Example 13.4 (Conditional Distribution of Xavier’s Wins) The next day, Xavier has forgotten how many times he won. If Yvette remembers that she won \(3\) times, what information does Xavier have now? In other words, what is \(f_{X \mid Y}(x \mid 3)\)?

First, we will calculate this using the joint PMF table.

\(y\quad \Big\\ \quad x\) \(0\) \(1\) \(2\) \(3\) total
\(0\) \(.0404\) \(0\) \(0\) \(0\)
\(1\) \(.0727\) \(.1090\) \(0\) \(0\)
\(2\) \(.0327\) \(.1963\) \(.0981\) \(0\)
\(3\) \(\textcolor{red}{0}\) \(\textcolor{red}{.0883}\) \(\textcolor{red}{.1766}\) \(\textcolor{red}{.0294}\) .2943
\(4\) \(0\) \(0\) \(.0795\) \(.0530\)
\(5\) \(0\) \(0\) \(0\) \(.0238\)

By conditioning on \(y = 3\), we are restricting ourselves to the highlighted row above, whose sum is \(f_Y(3) = .2943\). Then, \[\begin{alignat*}{2} f_{X \mid Y}(0 \mid 3) &= \frac{0}{.2943} = 0 \qquad \qquad &&f_{X \mid Y}(1 \mid 3) = \frac{.0883}{.2943} = .3 \\ f_{X \mid Y}(2 \mid 3) &= \frac{.1766}{.2943} = .6 &&f_{X \mid Y}(3 \mid 3) = \frac{.0294}{.2943} = .1 \end{alignat*}\]

Note that these probabilities add up to 1! This is another illustration of Theorem 5.2, that conditional probabilities are probability functions. If we condition on \(\{ Y = 3 \}\), it becomes our universe, and all of the usual laws of probability apply in this universe, including the fact that PMFs sum to \(1\).

To obtain additional insight into this problem, let’s derive an explicit formula for the conditional PMF, using Equation 13.1 for the joint PMF. \[ \begin{aligned} f_{X | Y}(x | y) &= \frac{f(x, y)}{f_Y(y)} \\ &= \frac{\binom{3}{x} \binom{2}{y - x} \left( \frac{18}{38} \right)^{y} \left( \frac{20}{38} \right)^{5 - y}}{\binom{5}{y} \left( \frac{18}{38} \right)^y \left( \frac{20}{38} \right)^{5-y}} \\ &= \frac{\binom{3}{x} \binom{2}{y - x}}{\binom{5}{y}}; \qquad x = 0, 1, \dots, y \end{aligned} \]
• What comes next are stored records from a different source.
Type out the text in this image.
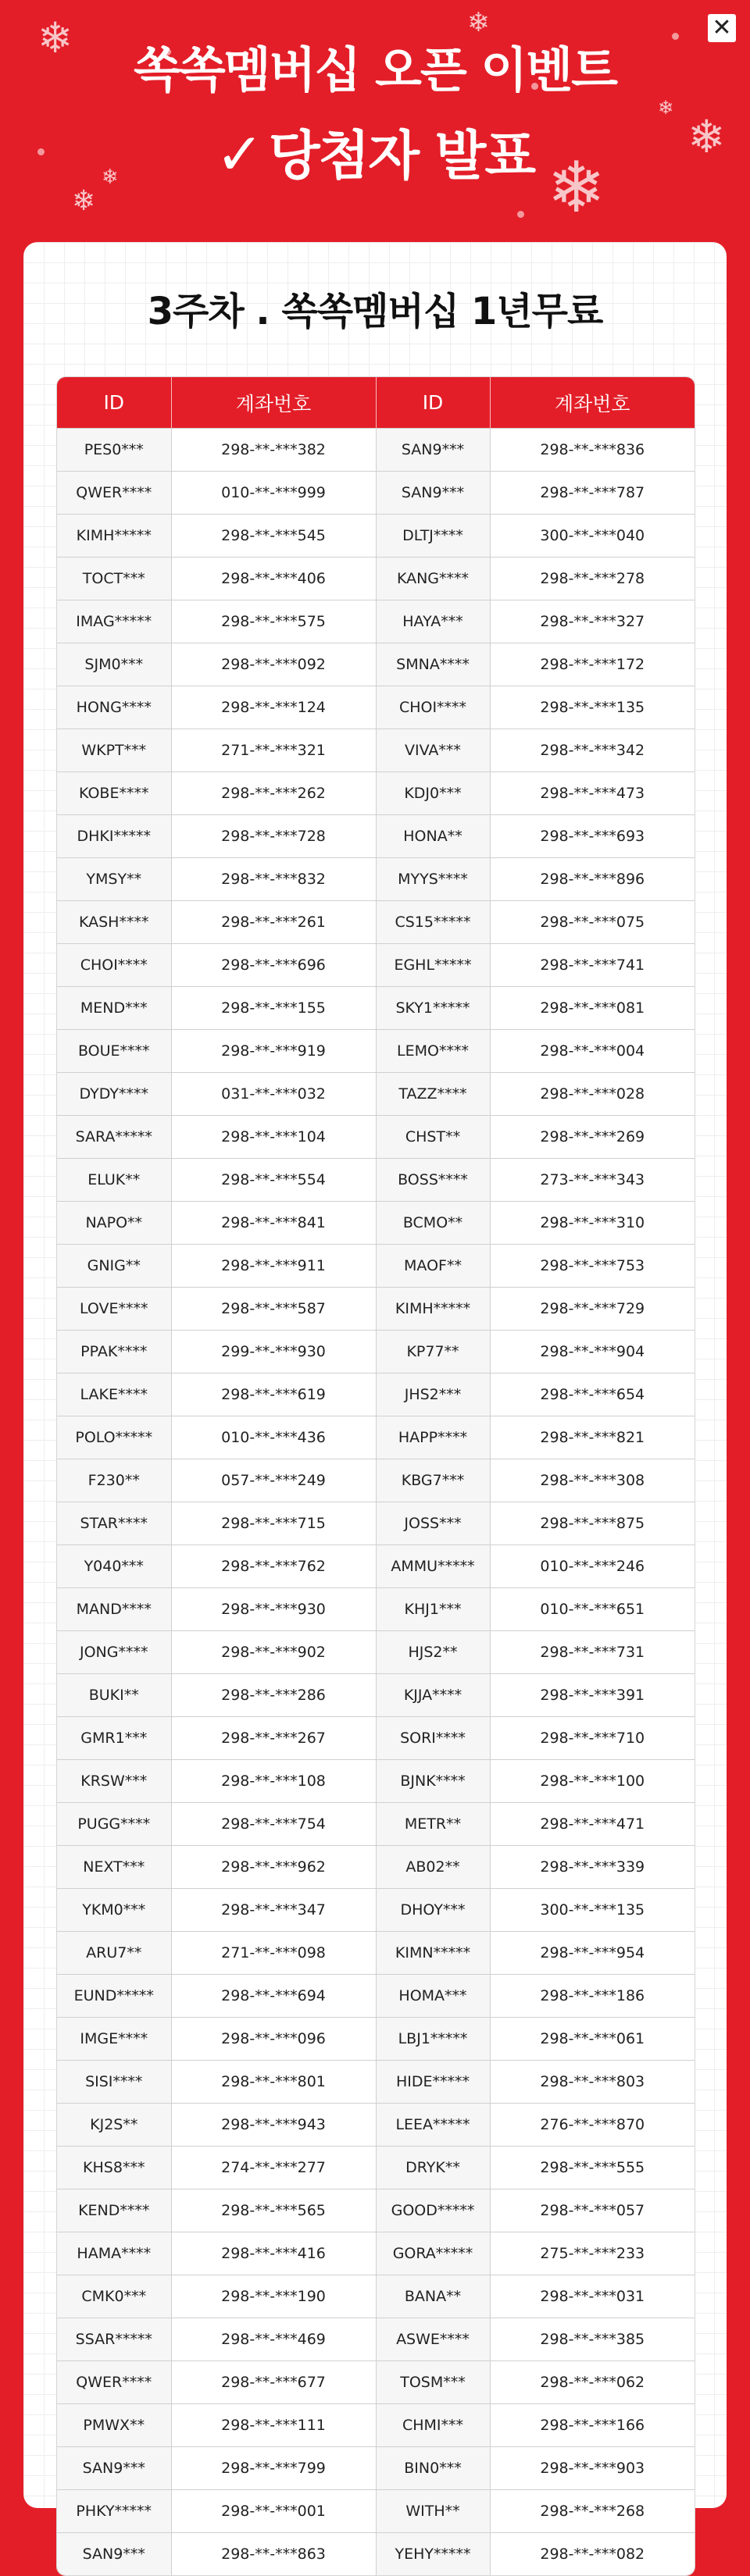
❄	❄
❄
❄
❄
❄
❄
✕
쏙쏙멤버십 오픈 이벤트
✓ 당첨자 발표
3주차 . 쏙쏙멤버십 1년무료
ID	계좌번호	ID	계좌번호
PES0***	298-**-***382	SAN9***	298-**-***836
QWER****	010-**-***999	SAN9***	298-**-***787
KIMH*****	298-**-***545	DLTJ****	300-**-***040
TOCT***	298-**-***406	KANG****	298-**-***278
IMAG*****	298-**-***575	HAYA***	298-**-***327
SJM0***	298-**-***092	SMNA****	298-**-***172
HONG****	298-**-***124	CHOI****	298-**-***135
WKPT***	271-**-***321	VIVA***	298-**-***342
KOBE****	298-**-***262	KDJ0***	298-**-***473
DHKI*****	298-**-***728	HONA**	298-**-***693
YMSY**	298-**-***832	MYYS****	298-**-***896
KASH****	298-**-***261	CS15*****	298-**-***075
CHOI****	298-**-***696	EGHL*****	298-**-***741
MEND***	298-**-***155	SKY1*****	298-**-***081
BOUE****	298-**-***919	LEMO****	298-**-***004
DYDY****	031-**-***032	TAZZ****	298-**-***028
SARA*****	298-**-***104	CHST**	298-**-***269
ELUK**	298-**-***554	BOSS****	273-**-***343
NAPO**	298-**-***841	BCMO**	298-**-***310
GNIG**	298-**-***911	MAOF**	298-**-***753
LOVE****	298-**-***587	KIMH*****	298-**-***729
PPAK****	299-**-***930	KP77**	298-**-***904
LAKE****	298-**-***619	JHS2***	298-**-***654
POLO*****	010-**-***436	HAPP****	298-**-***821
F230**	057-**-***249	KBG7***	298-**-***308
STAR****	298-**-***715	JOSS***	298-**-***875
Y040***	298-**-***762	AMMU*****	010-**-***246
MAND****	298-**-***930	KHJ1***	010-**-***651
JONG****	298-**-***902	HJS2**	298-**-***731
BUKI**	298-**-***286	KJJA****	298-**-***391
GMR1***	298-**-***267	SORI****	298-**-***710
KRSW***	298-**-***108	BJNK****	298-**-***100
PUGG****	298-**-***754	METR**	298-**-***471
NEXT***	298-**-***962	AB02**	298-**-***339
YKM0***	298-**-***347	DHOY***	300-**-***135
ARU7**	271-**-***098	KIMN*****	298-**-***954
EUND*****	298-**-***694	HOMA***	298-**-***186
IMGE****	298-**-***096	LBJ1*****	298-**-***061
SISI****	298-**-***801	HIDE*****	298-**-***803
KJ2S**	298-**-***943	LEEA*****	276-**-***870
KHS8***	274-**-***277	DRYK**	298-**-***555
KEND****	298-**-***565	GOOD*****	298-**-***057
HAMA****	298-**-***416	GORA*****	275-**-***233
CMK0***	298-**-***190	BANA**	298-**-***031
SSAR*****	298-**-***469	ASWE****	298-**-***385
QWER****	298-**-***677	TOSM***	298-**-***062
PMWX**	298-**-***111	CHMI***	298-**-***166
SAN9***	298-**-***799	BIN0***	298-**-***903
PHKY*****	298-**-***001	WITH**	298-**-***268
SAN9***	298-**-***863	YEHY*****	298-**-***082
This conditional PMF corresponds to one of the named distributions that we learned in Chapter 12, the hypergeometric distribution. To be precise, the conditional distribution of \(X\) given \(Y\) is \[ X | Y = y \sim \text{Hypergeometric}(M=y, N=5 - y, n=3). \tag{13.3}\]
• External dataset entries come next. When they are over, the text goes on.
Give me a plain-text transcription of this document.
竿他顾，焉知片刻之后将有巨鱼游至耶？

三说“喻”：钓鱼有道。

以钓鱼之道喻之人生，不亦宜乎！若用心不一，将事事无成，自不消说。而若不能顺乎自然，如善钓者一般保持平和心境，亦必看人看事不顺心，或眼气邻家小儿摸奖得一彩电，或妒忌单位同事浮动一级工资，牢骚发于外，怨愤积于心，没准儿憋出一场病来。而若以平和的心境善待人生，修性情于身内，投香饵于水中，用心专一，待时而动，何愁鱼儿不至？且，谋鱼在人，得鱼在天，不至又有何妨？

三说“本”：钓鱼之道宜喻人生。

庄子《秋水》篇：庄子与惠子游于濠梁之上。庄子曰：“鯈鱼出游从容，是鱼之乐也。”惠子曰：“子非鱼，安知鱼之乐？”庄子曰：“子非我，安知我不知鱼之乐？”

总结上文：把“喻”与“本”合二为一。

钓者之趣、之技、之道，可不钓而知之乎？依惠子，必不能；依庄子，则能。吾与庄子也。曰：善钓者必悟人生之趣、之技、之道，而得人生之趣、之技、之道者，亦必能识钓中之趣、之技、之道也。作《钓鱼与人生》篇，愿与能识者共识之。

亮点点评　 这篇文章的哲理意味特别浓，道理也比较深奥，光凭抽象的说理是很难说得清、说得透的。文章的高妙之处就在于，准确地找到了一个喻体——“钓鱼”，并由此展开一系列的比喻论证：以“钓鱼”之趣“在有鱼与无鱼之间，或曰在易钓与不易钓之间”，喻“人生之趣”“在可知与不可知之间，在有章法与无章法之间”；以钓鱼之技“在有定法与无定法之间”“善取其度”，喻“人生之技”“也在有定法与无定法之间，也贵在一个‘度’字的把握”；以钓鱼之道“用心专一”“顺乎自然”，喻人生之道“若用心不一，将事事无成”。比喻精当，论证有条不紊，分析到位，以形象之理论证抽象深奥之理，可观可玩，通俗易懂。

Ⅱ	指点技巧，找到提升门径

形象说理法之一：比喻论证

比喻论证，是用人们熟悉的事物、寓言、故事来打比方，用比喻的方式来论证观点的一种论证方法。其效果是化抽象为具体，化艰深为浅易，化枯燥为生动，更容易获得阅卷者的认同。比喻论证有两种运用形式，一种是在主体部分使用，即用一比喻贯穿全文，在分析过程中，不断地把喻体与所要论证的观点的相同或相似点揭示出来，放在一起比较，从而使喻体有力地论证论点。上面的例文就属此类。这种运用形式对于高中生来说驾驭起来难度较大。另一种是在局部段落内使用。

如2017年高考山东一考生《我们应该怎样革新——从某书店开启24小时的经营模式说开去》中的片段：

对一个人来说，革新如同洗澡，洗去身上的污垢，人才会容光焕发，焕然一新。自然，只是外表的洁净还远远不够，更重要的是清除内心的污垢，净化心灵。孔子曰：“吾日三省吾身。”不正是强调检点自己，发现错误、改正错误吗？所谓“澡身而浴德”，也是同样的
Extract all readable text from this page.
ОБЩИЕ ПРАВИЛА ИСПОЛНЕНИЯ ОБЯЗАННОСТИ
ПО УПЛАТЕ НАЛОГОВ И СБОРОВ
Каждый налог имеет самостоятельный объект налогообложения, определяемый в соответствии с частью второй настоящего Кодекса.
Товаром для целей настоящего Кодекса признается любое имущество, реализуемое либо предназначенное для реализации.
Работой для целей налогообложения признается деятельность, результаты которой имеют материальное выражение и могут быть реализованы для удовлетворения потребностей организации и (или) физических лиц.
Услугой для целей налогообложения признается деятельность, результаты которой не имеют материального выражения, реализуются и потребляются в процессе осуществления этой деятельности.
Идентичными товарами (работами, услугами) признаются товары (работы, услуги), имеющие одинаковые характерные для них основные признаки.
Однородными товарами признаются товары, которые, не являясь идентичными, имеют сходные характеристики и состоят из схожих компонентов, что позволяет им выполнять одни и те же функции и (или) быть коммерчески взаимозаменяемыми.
Here is one way to make sense of Equation 13.3. If we know that Yvette won \(y\) times, then the \(y\) wins should be equally likely to be anywhere over the \(5\) bets. We can simulate the \(5\) bets by placing \(y\) white balls and \(5 - y\) black balls into a lottery drum and drawing the lottery balls one by one. The number of white balls in the first \(3\) draws corresponds to the number of times that Xavier won, and this has a hypergeometric distribution.